Живя у братца, Крылов сделал наброски комедии «Модная лавка» и «Урок дочкам»; они ему удались. В этих комедиях Иван Андреевич продолжал свою линию — защиту русского языка, русского быта, русских нравов от иностранного влияния. Он начал писать стихотворную комедию «Лентяй». Стихи в этой пьесе были уже очень хороши. Замысел пьесы отличался оригинальностью: зритель не видел героя; герой действовал, вернее бездействовал и ленился за сценой, а на сцене незримо присутствовала его лень, выраставшая до гомерических размеров. Вокруг этой лени завязывалось и развертывалось комедийное действие. Но «Лентяй» не был закончен. Крылов торопился к иным делам. У него уже было, с чем вернуться «на свободу».

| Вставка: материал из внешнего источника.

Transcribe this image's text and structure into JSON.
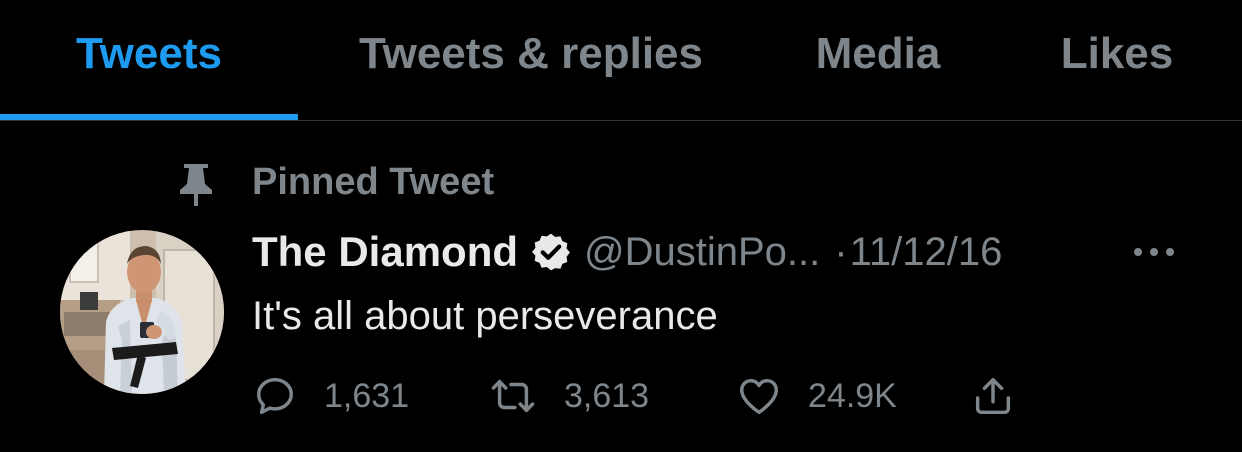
{
  "tabs": [
    {
      "label": "Tweets",
      "active": true
    },
    {
      "label": "Tweets & replies",
      "active": false
    },
    {
      "label": "Media",
      "active": false
    },
    {
      "label": "Likes",
      "active": false
    }
  ],
  "pinned": {
    "label": "Pinned Tweet",
    "icon": "pin-icon"
  },
  "tweet": {
    "display_name": "The Diamond",
    "verified": true,
    "handle": "@DustinPo...",
    "separator": "·",
    "date": "11/12/16",
    "text": "It's all about perseverance",
    "actions": {
      "reply_count": "1,631",
      "retweet_count": "3,613",
      "like_count": "24.9K"
    }
  },
  "colors": {
    "background": "#000000",
    "accent": "#1d9bf0",
    "primary_text": "#e7e9ea",
    "secondary_text": "#7e868c",
    "divider": "#2f3336"
  }
}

Последние годы добровольного изгнания были для него Школой поэзии. Он владел сейчас стихом почти с такой же уверенностью, как прозой. Живя в отдалении от родной языковой стихии, он с большей остротой чувствовал яркость, свежесть и точность народной речи. Это особенно ощущалось в поговорках, пословицах и прибаутках русского народа. Они служили как бы началом народной поэзии, исходным ее пунктом, отвечая первейшему поэтическому требованию— «чтобы словам было тесно, мыслям просторно». И Крылов добивался такой же краткости и емкости своей поэтической строки, внешне сжатой, как пружина, а внутренне просторной и широкой, как дыхание.
Это перекликалось с его старыми мыслями молодости писать так, «чтоб в коротких словах изъяснена была самая истина... дабы оные глубже запечатлевались в памяти».

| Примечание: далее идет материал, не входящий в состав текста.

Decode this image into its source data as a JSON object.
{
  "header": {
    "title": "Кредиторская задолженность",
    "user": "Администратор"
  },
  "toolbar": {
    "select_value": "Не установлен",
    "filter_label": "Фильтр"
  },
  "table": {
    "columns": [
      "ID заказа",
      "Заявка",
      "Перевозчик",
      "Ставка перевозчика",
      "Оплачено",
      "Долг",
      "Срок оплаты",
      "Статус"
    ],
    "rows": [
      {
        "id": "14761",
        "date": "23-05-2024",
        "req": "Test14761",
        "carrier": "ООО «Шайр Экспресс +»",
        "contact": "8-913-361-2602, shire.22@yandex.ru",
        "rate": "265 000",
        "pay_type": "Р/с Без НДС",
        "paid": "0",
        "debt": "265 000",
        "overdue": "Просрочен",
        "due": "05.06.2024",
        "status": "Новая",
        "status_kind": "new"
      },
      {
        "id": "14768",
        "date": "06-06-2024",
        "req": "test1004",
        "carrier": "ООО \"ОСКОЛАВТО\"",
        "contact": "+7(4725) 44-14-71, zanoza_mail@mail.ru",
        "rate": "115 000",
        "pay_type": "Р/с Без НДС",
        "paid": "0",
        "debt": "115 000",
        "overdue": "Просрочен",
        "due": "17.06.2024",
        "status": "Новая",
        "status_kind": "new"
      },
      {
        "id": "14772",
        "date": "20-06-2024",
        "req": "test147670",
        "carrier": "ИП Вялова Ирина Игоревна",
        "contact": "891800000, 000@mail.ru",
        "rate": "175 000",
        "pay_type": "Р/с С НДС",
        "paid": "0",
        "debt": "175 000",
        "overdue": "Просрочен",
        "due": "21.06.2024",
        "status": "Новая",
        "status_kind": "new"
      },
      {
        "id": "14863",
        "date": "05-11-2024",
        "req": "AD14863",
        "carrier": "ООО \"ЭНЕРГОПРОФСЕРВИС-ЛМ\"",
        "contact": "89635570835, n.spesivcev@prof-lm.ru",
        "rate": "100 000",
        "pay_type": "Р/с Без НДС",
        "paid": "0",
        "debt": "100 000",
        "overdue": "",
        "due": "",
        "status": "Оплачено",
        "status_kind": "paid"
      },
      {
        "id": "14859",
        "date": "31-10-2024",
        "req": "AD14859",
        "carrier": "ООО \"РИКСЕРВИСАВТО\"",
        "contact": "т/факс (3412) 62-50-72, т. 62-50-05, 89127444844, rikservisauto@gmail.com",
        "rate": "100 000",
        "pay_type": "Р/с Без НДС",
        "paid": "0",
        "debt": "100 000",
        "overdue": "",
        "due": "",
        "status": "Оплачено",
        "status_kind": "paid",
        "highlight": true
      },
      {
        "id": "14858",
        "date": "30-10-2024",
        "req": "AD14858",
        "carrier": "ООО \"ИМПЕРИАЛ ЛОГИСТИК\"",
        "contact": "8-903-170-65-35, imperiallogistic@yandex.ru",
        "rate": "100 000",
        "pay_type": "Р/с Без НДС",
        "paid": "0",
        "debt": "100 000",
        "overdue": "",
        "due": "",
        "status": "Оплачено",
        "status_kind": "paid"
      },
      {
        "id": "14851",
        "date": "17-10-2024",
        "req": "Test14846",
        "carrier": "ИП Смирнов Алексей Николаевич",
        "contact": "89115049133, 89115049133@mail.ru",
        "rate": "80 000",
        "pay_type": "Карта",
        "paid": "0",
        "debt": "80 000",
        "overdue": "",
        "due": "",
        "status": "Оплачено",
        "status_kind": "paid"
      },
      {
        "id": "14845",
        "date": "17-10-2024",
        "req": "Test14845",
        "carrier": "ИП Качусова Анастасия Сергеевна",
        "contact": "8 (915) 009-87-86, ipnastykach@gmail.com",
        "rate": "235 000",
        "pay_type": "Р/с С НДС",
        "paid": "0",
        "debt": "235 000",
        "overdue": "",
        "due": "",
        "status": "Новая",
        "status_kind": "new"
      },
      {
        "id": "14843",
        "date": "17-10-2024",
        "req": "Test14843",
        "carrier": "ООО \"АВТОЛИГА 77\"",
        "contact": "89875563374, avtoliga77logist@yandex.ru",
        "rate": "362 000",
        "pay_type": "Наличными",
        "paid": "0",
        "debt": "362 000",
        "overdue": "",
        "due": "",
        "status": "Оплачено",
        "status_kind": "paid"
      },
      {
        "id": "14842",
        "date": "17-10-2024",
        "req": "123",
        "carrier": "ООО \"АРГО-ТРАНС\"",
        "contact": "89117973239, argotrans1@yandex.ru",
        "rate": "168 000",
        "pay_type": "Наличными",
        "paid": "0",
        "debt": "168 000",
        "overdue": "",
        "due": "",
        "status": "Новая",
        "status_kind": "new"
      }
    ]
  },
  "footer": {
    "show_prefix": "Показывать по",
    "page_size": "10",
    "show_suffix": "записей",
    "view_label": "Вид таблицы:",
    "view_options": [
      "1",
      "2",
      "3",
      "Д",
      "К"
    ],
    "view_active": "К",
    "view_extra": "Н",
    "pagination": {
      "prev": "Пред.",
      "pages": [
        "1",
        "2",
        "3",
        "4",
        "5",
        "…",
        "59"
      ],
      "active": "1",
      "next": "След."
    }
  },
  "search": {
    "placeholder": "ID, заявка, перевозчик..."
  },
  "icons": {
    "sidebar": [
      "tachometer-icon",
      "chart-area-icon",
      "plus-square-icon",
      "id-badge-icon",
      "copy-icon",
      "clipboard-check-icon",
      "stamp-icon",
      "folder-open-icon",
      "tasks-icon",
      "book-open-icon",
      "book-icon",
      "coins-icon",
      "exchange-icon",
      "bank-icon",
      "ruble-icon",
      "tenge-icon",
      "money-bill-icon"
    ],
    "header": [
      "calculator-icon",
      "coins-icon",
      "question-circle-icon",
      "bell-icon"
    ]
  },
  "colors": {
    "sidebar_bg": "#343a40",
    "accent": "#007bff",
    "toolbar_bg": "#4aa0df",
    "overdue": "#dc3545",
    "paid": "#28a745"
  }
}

Умудренный опытом, он понимал сейчас, что жить и думать так, как хочется, ему не дадут. Это запрещалось всем и каждому. Жить нужно было по-особому, умеючи, с хитрецой, думать... думать никому не запрещалось, но высказывать свои думы надо было также по-особому. Внешне они должны были быть смирны, как намеченная им будущая его жизнь, а внутренне так бунтарски пламенны, как недавняя его молодость, отошедшая в прошлое.
Летом следующего года Крылов приехал в Москву. Он возвращался в мир уже не тайно, как в последние годы — поглядеть и снова скрыться, а явно, открыто. Он избрал себе путь. Это был путь литератора. Он избрал себе роль — роль ленивого мудреца, которого как бы уже не волновали житейские страсти. Добровольной ссылке пришел конец. Начиналась вторая жизнь[25].